From the distant North Coast city, Campbell is still able to make her mark with her art. In 2013, she received the BC Creative Achievement Award for First Nation Art from the provincial government. The honour came after years of carving wood and metal.
In 1982, along with her brother Terrence Campbell and Haida artist Alvin Adkins, she helped design and carve the 30-foot totem pole that stands next to the Museum of Northern B.C.
Then, she and her brother spent three years carving another 30-foot pole.
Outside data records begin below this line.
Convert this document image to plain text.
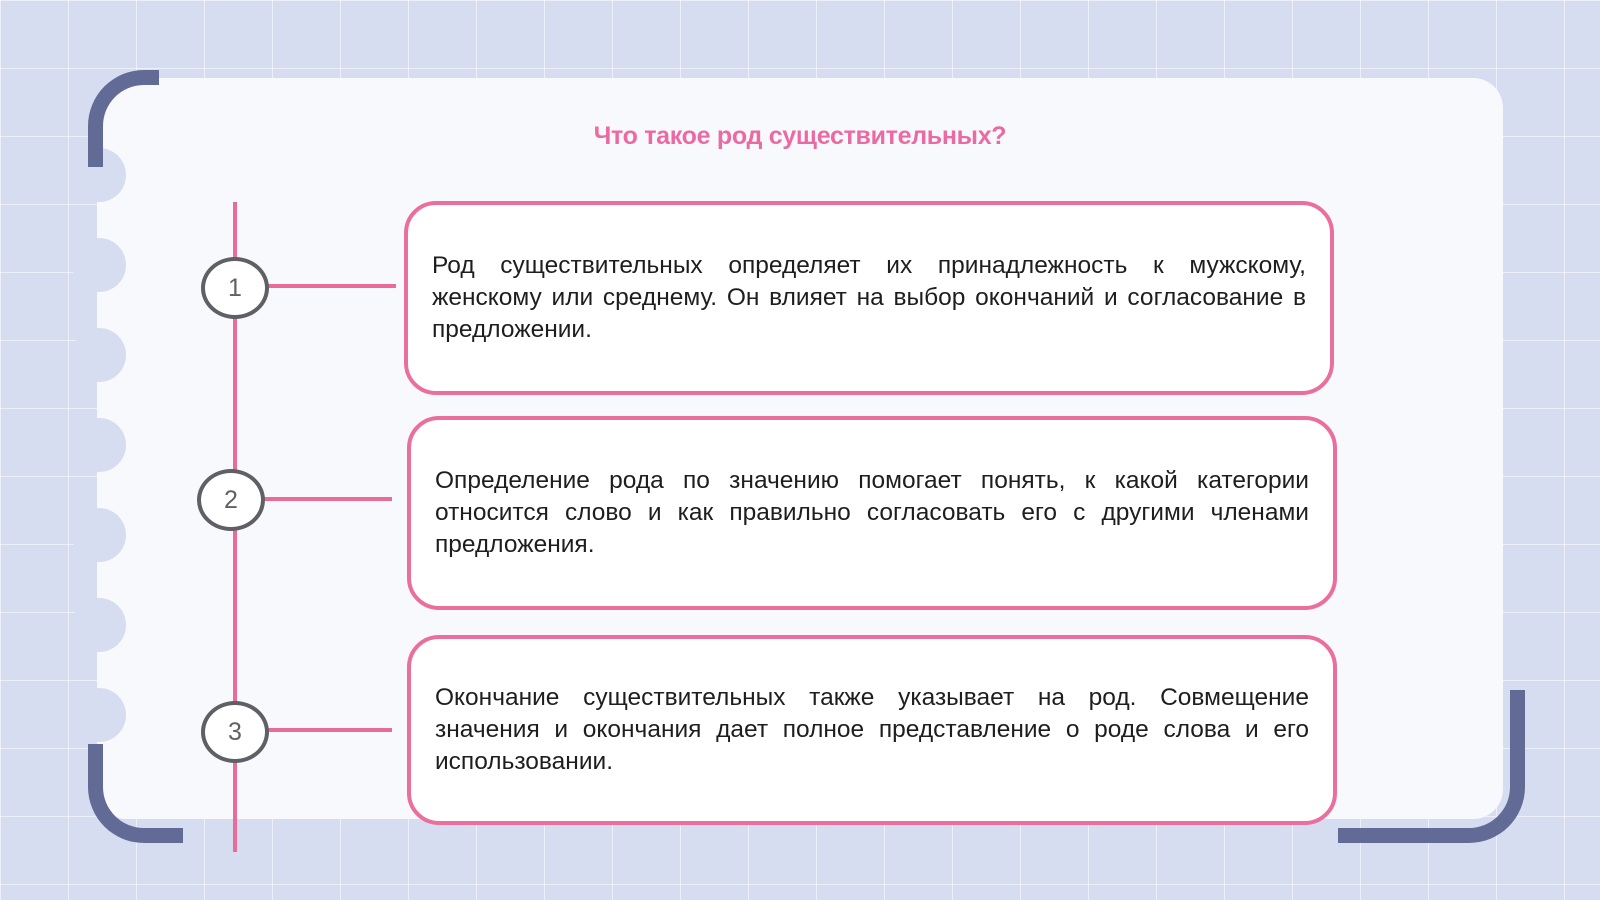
Что такое род существительных?
1
2
3
Род существительных определяет их принадлежность к мужскому, женскому или среднему. Он влияет на выбор окончаний и согласование в предложении.
Определение рода по значению помогает понять, к какой категории относится слово и как правильно согласовать его с другими членами предложения.
Окончание существительных также указывает на род. Совмещение значения и окончания дает полное представление о роде слова и его использовании.
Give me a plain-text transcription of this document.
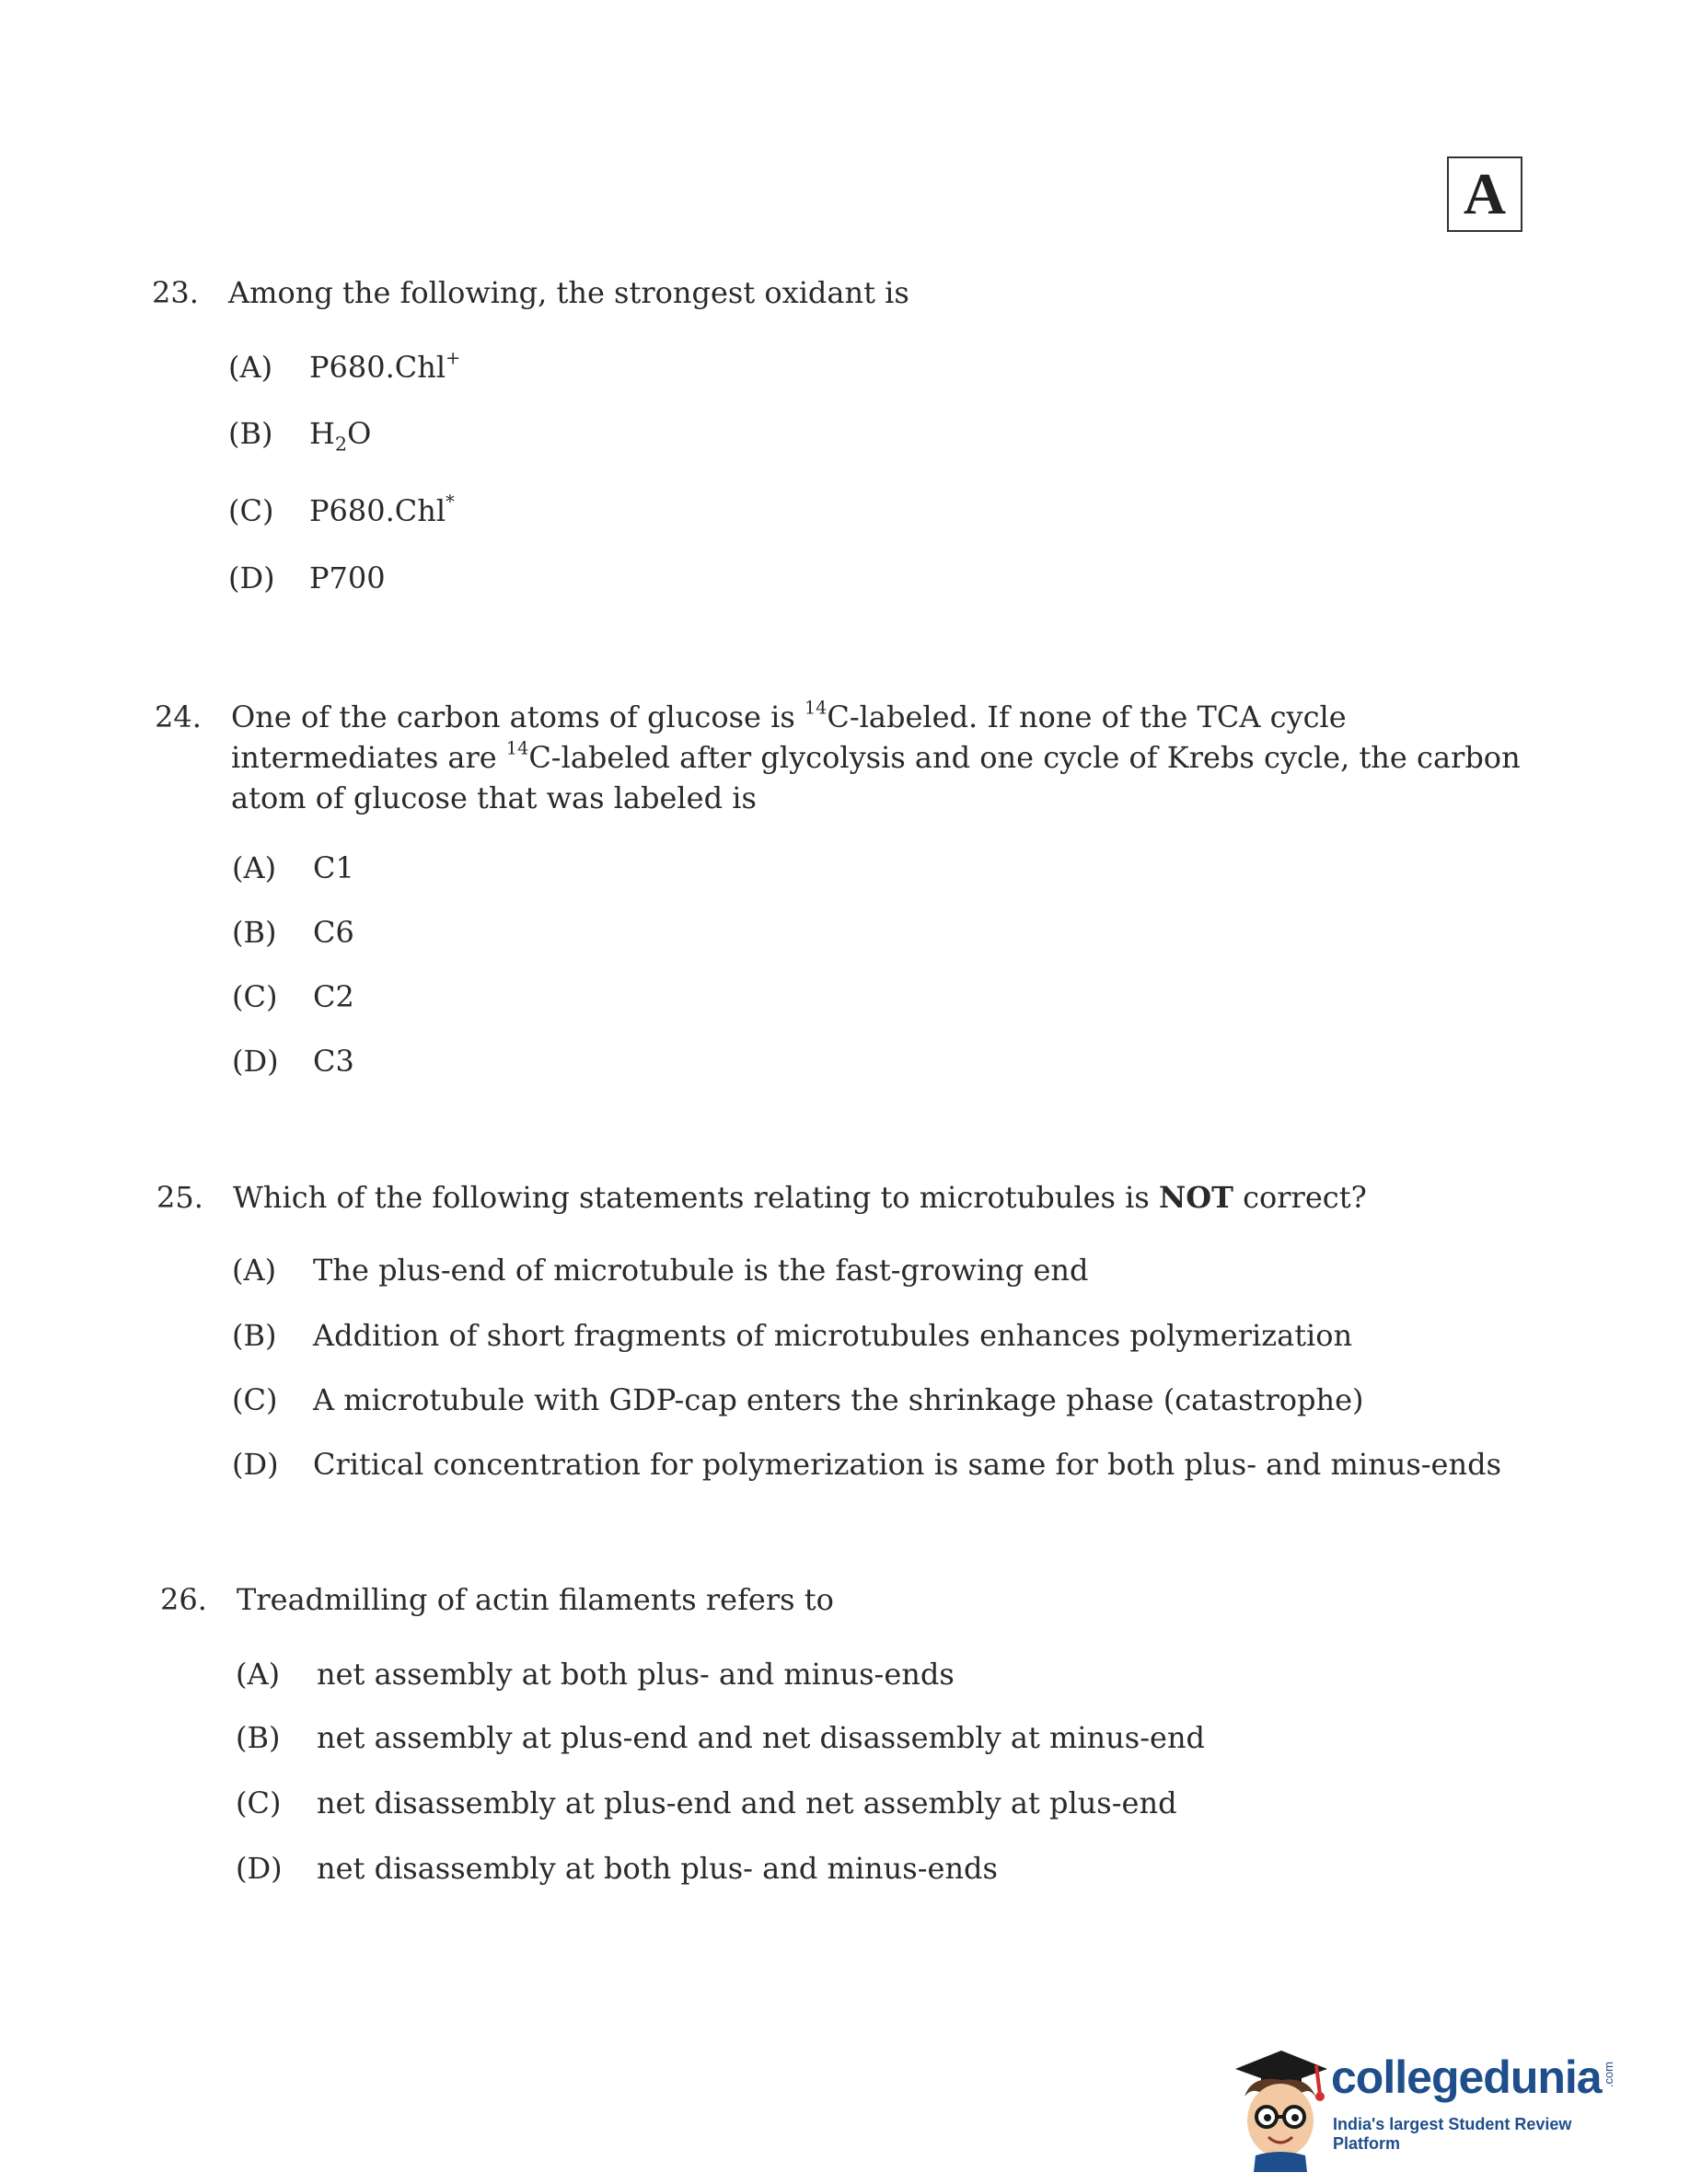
A
23. Among the following, the strongest oxidant is
(A) P680.Chl+
(B) $H_2O$
(C) P680.Chl*
(D) P700
24. One of the carbon atoms of glucose is $^{14}$C-labeled. If none of the TCA cycle intermediates are $^{14}$C-labeled after glycolysis and one cycle of Krebs cycle, the carbon atom of glucose that was labeled is
(A) C1
(B) C6
(C) C2
(D) C3
25. Which of the following statements relating to microtubules is NOT correct?
(A) The plus-end of microtubule is the fast-growing end
(B) Addition of short fragments of microtubules enhances polymerization
(C) A microtubule with GDP-cap enters the shrinkage phase (catastrophe)
(D) Critical concentration for polymerization is same for both plus- and minus-ends
26. Treadmilling of actin filaments refers to
(A) net assembly at both plus- and minus-ends
(B) net assembly at plus-end and net disassembly at minus-end
(C) net disassembly at plus-end and net assembly at plus-end
(D) net disassembly at both plus- and minus-ends
collegedunia .com
India's largest Student Review Platform
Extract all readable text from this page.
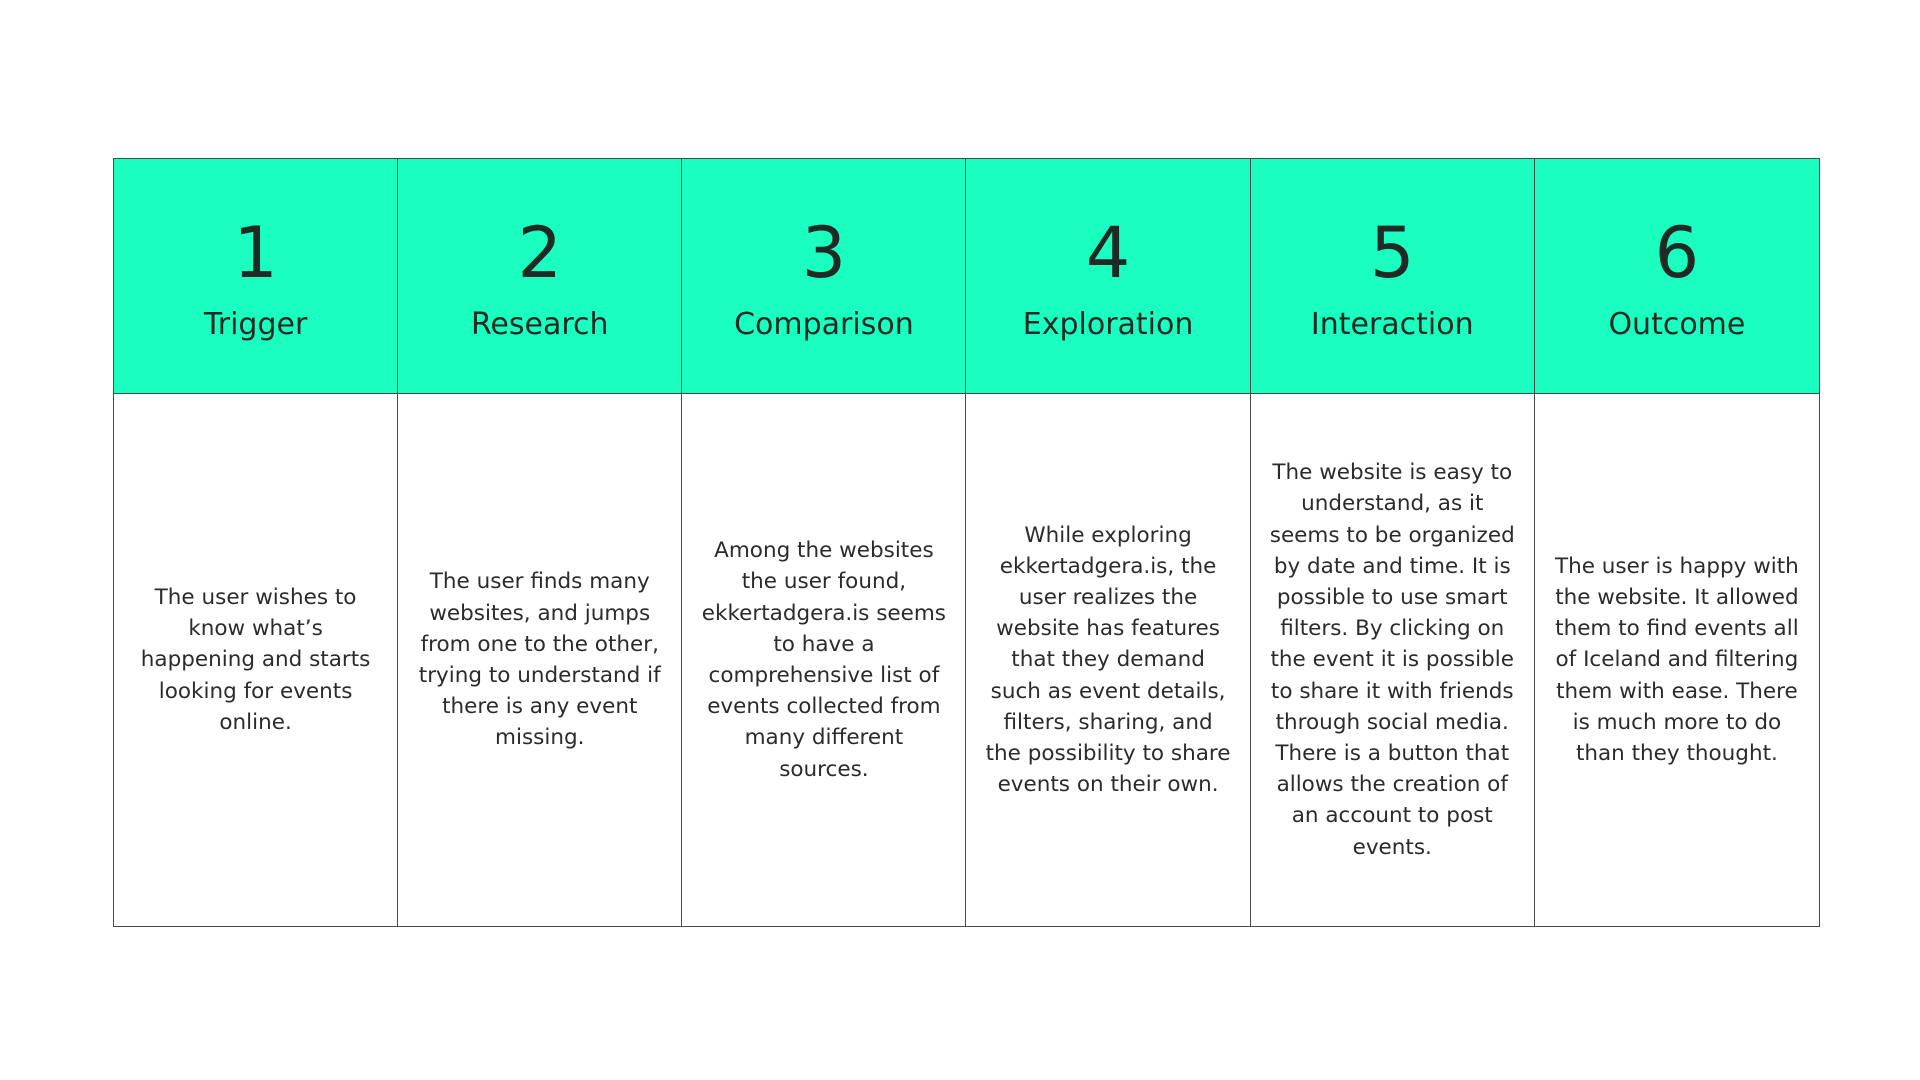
1
Trigger
2
Research
3
Comparison
4
Exploration
5
Interaction
6
Outcome
The user wishes to know what’s happening and starts looking for events online.
The user finds many websites, and jumps from one to the other, trying to understand if there is any event missing.
Among the websites the user found, ekkertadgera.is seems to have a comprehensive list of events collected from many different sources.
While exploring ekkertadgera.is, the user realizes the website has features that they demand such as event details, filters, sharing, and the possibility to share events on their own.
The website is easy to understand, as it seems to be organized by date and time. It is possible to use smart filters. By clicking on the event it is possible to share it with friends through social media. There is a button that allows the creation of an account to post events.
The user is happy with the website. It allowed them to find events all of Iceland and filtering them with ease. There is much more to do than they thought.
But they didn’t have a buyer for it, and without the Internet, she sent letters to embassies and museums around the world to sell the piece.
She struck gold, when Prime Minister Brian Mulroney took interest and the Canadian government purchased the totem pole to give to the people of Hong Kong in 1991.
They were invited to join the dignitaries in Hong Kong and she met with the prime minister and his wife.
“We had our button blankets on and they put the totem pole up just for the prime minister and after, we told the Chinese people that it’s bad luck to raise the pole twice, so they kept that pole up. They came across on a barge with it standing up until the official pole raising July 1, 1991 in Kowloon Park — and it still stands there today,” she said.
The siblings spent five weeks in Hong Kong where they carved an eight-foot pole while people watched them work. At one point, they worked inside a massive shopping mall where thousands of people passed through.
Grateful, is one word that Campbell uses to describe being able to be a full-time artist.
When she engraves metal for jewellery, she is completely focused, riding the wave of the movement of her tools and the curves of her art. On her desk, she has written out a mantra that she reminds herself of while she works.
“I am doing my best and my best is good enough.”